Convergent or divergent $\sum\limits_{n=0}^{\infty }{\frac{1\cdot 3\cdot 5...(2n-1)}{2\cdot 4\cdot 6...(2n+2)}}$

Question

\begin{align} & \sum\limits_{n=0}^{\infty }{\frac{1\cdot 3\cdot 5...(2n-1)}{2\cdot 4\cdot 6...(2n+2)}} \ & \text{ordering} \ & a_{n}=\frac{1\cdot 3\cdot 5...(2n-1)}{2\cdot 4\cdot 6...(2n+2)}=\frac{1\cdot 3\cdot 5...(2n-3)(2n-1)\cdot 1}{2\cdot 4\cdot 6...(2n-2)(2n)(2n+2)}= \ & \underbrace{\left( 1-\frac{1}{2} \right)\left( 1-\frac{1}{4} \right)...\left( 1-\frac{1}{2n} \right)}{n\text{ times}}\frac{1}{(2n+2)} \ & \text{clearly} \ & \left( 1-\frac{1}{2} \right)^{n}\frac{1}{(2n+2)}\le a{n}\le \left( 1-\frac{1}{2n} \right)^{n}\frac{1}{(2n+2)} \ & \text{Root test} \ & \sqrt[n]{\left( 1-\frac{1}{2} \right)^{n}}\frac{1}{\sqrt[n]{(2n+2)}}\le \sqrt[n]{a_{n}}\le \sqrt[n]{\left( 1-\frac{1}{2n} \right)^{n}}\frac{1}{\sqrt[n]{(2n+2)}} \ & n\to \infty \ & \frac{1}{2}\le \underset{n\to \infty }{\mathop{\lim }},\sqrt[n]{a_{n}}\le 1 \ & \text{nothing :(} \ & \text{Ratio test} \ & \frac{a_{n}}{a_{n-1}}=\frac{1\cdot 3\cdot 5...(2n-3)(2n-1)}{2\cdot 4\cdot 6...(2n)(2n+2)}\centerdot \frac{2\cdot 4\cdot 6...(2(n-1)+2)}{1\cdot 3\cdot 5...(2(n-1)-1)}=\frac{2n-1}{2n+2} \ & \underset{n\to \infty }{\mathop{\lim }},\frac{a_{n}}{a_{n-1}}=1 \ & \text{nothing again} \ \end{align}

Any suggestions?

Answer 1

An explicit computation is even better.
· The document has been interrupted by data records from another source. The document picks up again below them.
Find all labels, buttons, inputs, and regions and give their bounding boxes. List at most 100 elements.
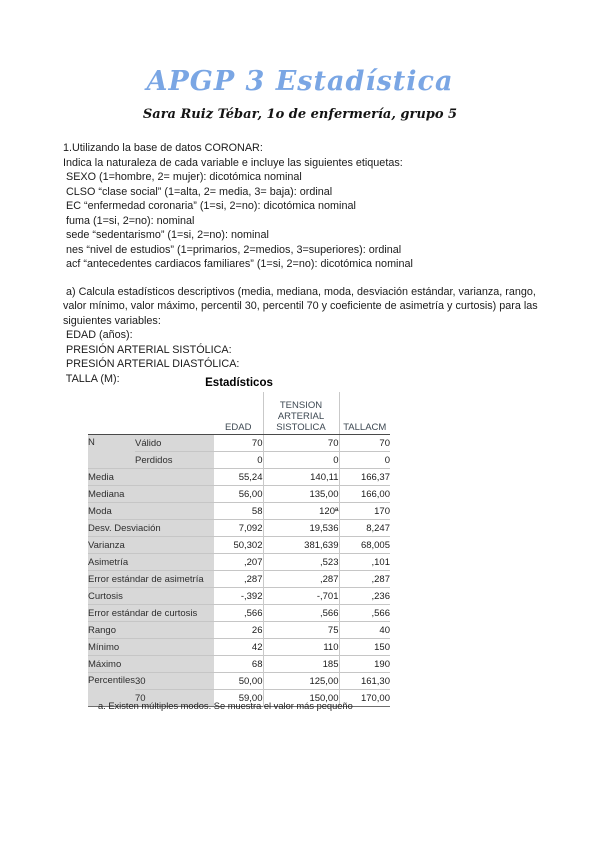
section-a-text-line: a) Calcula estadísticos descriptivos (me… (63, 285, 536, 298)
cell-value: 170 (338, 502, 390, 520)
table-header-row: EDAD TENSION ARTERIAL SISTOLICA TALLACM (88, 392, 390, 435)
cell-value: 0 (338, 451, 390, 469)
cell-value: ,101 (338, 553, 390, 571)
cell-value: ,287 (214, 570, 263, 588)
cell-value: 161,30 (338, 672, 390, 690)
row-label: Error estándar de asimetría (88, 570, 214, 588)
cell-value: 70 (262, 434, 339, 452)
row-label: Curtosis (88, 587, 214, 605)
cell-value: 50,302 (214, 536, 263, 554)
column-header: EDAD (214, 392, 263, 435)
table-row: Desv. Desviación 7,092 19,536 8,247 (88, 519, 390, 537)
table-row: Moda 58 120ª 170 (88, 502, 390, 520)
intro-text-line: CLSO “clase social” (1=alta, 2= media, 3… (63, 185, 333, 198)
cell-value: 68,005 (338, 536, 390, 554)
cell-value: 42 (214, 638, 263, 656)
cell-value: 7,092 (214, 519, 263, 537)
body-text: 1.Utilizando la base de datos CORONAR: In… (63, 141, 563, 386)
table-row: Media 55,24 140,11 166,37 (88, 468, 390, 486)
table-row: Varianza 50,302 381,639 68,005 (88, 536, 390, 554)
cell-value: 190 (338, 655, 390, 673)
row-label: Rango (88, 621, 214, 639)
table-row: Rango 26 75 40 (88, 621, 390, 639)
table-row: N Válido 70 70 70 (88, 434, 390, 469)
cell-value: -,392 (214, 587, 263, 605)
intro-text-line: fuma (1=si, 2=no): nominal (63, 214, 195, 227)
table-row: 70 59,00 150,00 170,00 (88, 689, 390, 707)
section-a-text-line: PRESIÓN ARTERIAL DIASTÓLICA: (63, 358, 240, 370)
doc-subtitle: Sara Ruiz Tébar, 1o de enfermería, grupo… (142, 107, 458, 122)
cell-value: ,236 (338, 587, 390, 605)
cell-value: ,287 (262, 570, 339, 588)
row-label: Moda (88, 502, 214, 520)
cell-value: 0 (214, 451, 263, 469)
intro-text-line: 1.Utilizando la base de datos CORONAR: (63, 142, 263, 154)
cell-value: 166,37 (338, 468, 390, 486)
cell-value: 8,247 (338, 519, 390, 537)
column-header: TALLACM (338, 392, 390, 435)
table-corner-cell (88, 392, 214, 435)
cell-value: 0 (262, 451, 339, 469)
cell-value: ,566 (262, 604, 339, 622)
statistics-table-block: Estadísticos EDAD TENSION ARTERIAL SISTOL… (88, 377, 390, 707)
table-footnote: a. Existen múltiples modos. Se muestra e… (98, 701, 353, 711)
row-sublabel: 70 (135, 689, 214, 707)
cell-value: 70 (214, 434, 263, 452)
cell-value: 125,00 (262, 672, 339, 690)
row-label: Máximo (88, 655, 214, 673)
cell-value: 170,00 (338, 689, 390, 707)
intro-text-line: Indica la naturaleza de cada variable e … (63, 156, 403, 169)
cell-value: 40 (338, 621, 390, 639)
cell-value: 50,00 (214, 672, 263, 690)
row-label: Desv. Desviación (88, 519, 214, 537)
table-row: Mediana 56,00 135,00 166,00 (88, 485, 390, 503)
table-row: Mínimo 42 110 150 (88, 638, 390, 656)
cell-value: ,287 (338, 570, 390, 588)
row-label: N (88, 434, 135, 469)
section-a-text-line: valor mínimo, valor máximo, percentil 30… (63, 300, 538, 312)
row-sublabel: Perdidos (135, 451, 214, 469)
cell-value: ,566 (338, 604, 390, 622)
cell-value: 150,00 (262, 689, 339, 707)
cell-value: 110 (262, 638, 339, 656)
intro-text-line: acf “antecedentes cardiacos familiares” … (63, 258, 413, 270)
cell-value: 150 (338, 638, 390, 656)
table-title: Estadísticos (205, 377, 273, 389)
column-header: TENSION ARTERIAL SISTOLICA (262, 392, 339, 435)
intro-section: 1.Utilizando la base de datos CORONAR: In… (63, 141, 563, 272)
cell-value: 75 (262, 621, 339, 639)
cell-value: 70 (338, 434, 390, 452)
row-label: Media (88, 468, 214, 486)
table-row: Asimetría ,207,523,101 (88, 553, 390, 571)
cell-value: 19,536 (262, 519, 339, 537)
cell-value: 68 (214, 655, 263, 673)
cell-value: -,701 (262, 587, 339, 605)
row-label: Asimetría (88, 553, 214, 571)
intro-text-line: sede “sedentarismo” (1=si, 2=no): nomina… (63, 229, 269, 241)
section-a-text-line: TALLA (M): (63, 372, 120, 385)
cell-value: 58 (214, 502, 263, 520)
row-sublabel: 30 (135, 672, 214, 690)
cell-value: 135,00 (262, 485, 339, 503)
cell-value: ,207 (214, 553, 263, 571)
section-a-text-line: siguientes variables: (63, 314, 161, 327)
cell-value: 140,11 (262, 468, 339, 486)
row-label: Varianza (88, 536, 214, 554)
cell-value: 59,00 (214, 689, 263, 707)
cell-value: 381,639 (262, 536, 339, 554)
doc-title: APGP 3 Estadística (146, 66, 454, 97)
cell-value: ,523 (262, 553, 339, 571)
table-row: Perdidos 0 0 0 (88, 451, 390, 469)
row-sublabel: Válido (135, 434, 214, 452)
intro-text-line: EC “enfermedad coronaria” (1=si, 2=no): … (63, 200, 356, 212)
cell-value: 120ª (262, 502, 339, 520)
table-row: Curtosis -,392 -,701,236 (88, 587, 390, 605)
table-row: Error estándar de curtosis ,566,566,566 (88, 604, 390, 622)
cell-value: 56,00 (214, 485, 263, 503)
section-a: a) Calcula estadísticos descriptivos (me… (63, 285, 563, 387)
intro-text-line: nes “nivel de estudios” (1=primarios, 2=… (63, 243, 402, 256)
table-row: Percentiles 30 50,00 125,00 161,30 (88, 672, 390, 707)
table-row: Error estándar de asimetría ,287,287,287 (88, 570, 390, 588)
We have: $$\frac{(2n-1)!!}{(2n+2)!!}=\frac{1}{(2n+2)\,4^n}\binom{2n}{n}=\frac{1}{4^n}\binom{2n}{n}-\frac{1}{4^{n+1}}\binom{2n+2}{n+1}$$ hence your series is telescopic and we have: $$\sum_{n=1}^{N}\frac{(2n-1)!!}{(2n+2)!!}=\frac{1}{2}-\frac{1}{4^{N+1}}\binom{2N+2}{N+1}=\frac{1}{2}+O\left(\frac{1}{\sqrt{N}}\right).$$

In order to prove the last asymptotics, notice that: $$\frac{1}{4^n}\binom{2N}{N}=\frac{2}{\pi}\int_{0}^{\pi/2}\cos(x)^{2N}dx\leq\frac{2}{\pi}\int_{0}^{\pi/2}e^{-Nx^2}\,dx\leq\frac{1}{\sqrt{\pi N}}.$$

Answer 2

You may write $$ \begin{align} \frac{1\cdot 3\cdot 5 \cdots(2n-1)}{2\cdot 4\cdot 6\cdots(2n+2)} &=\frac{1\cdot 2\cdot 3\cdot 4 \cdot 5\cdot6\cdots(2n-1)\cdot 2n}{(2\cdot 4\cdot 6\cdots (2n))^2(2n+2)}\\ &=\frac{(2n)!}{(2^{n} \cdot 1\cdot 2\cdot 3 \cdot 4 \cdots n)^2 \cdot (2n+2)}\\ & =\frac{(2n)!}{2^{2n} (n!)^2 \cdot (2n+2)}\\ & \sim \frac{1}{\sqrt{\pi n}\cdot (2n+2)}\\ & \sim \frac{1}{2\sqrt{\pi}\cdot n^{\Large\frac 32}}, \quad \text{for} \, n \, \text{great} \end{align} $$ where we have use Stirling's approximation, then you easily conclude to the convergence of the series.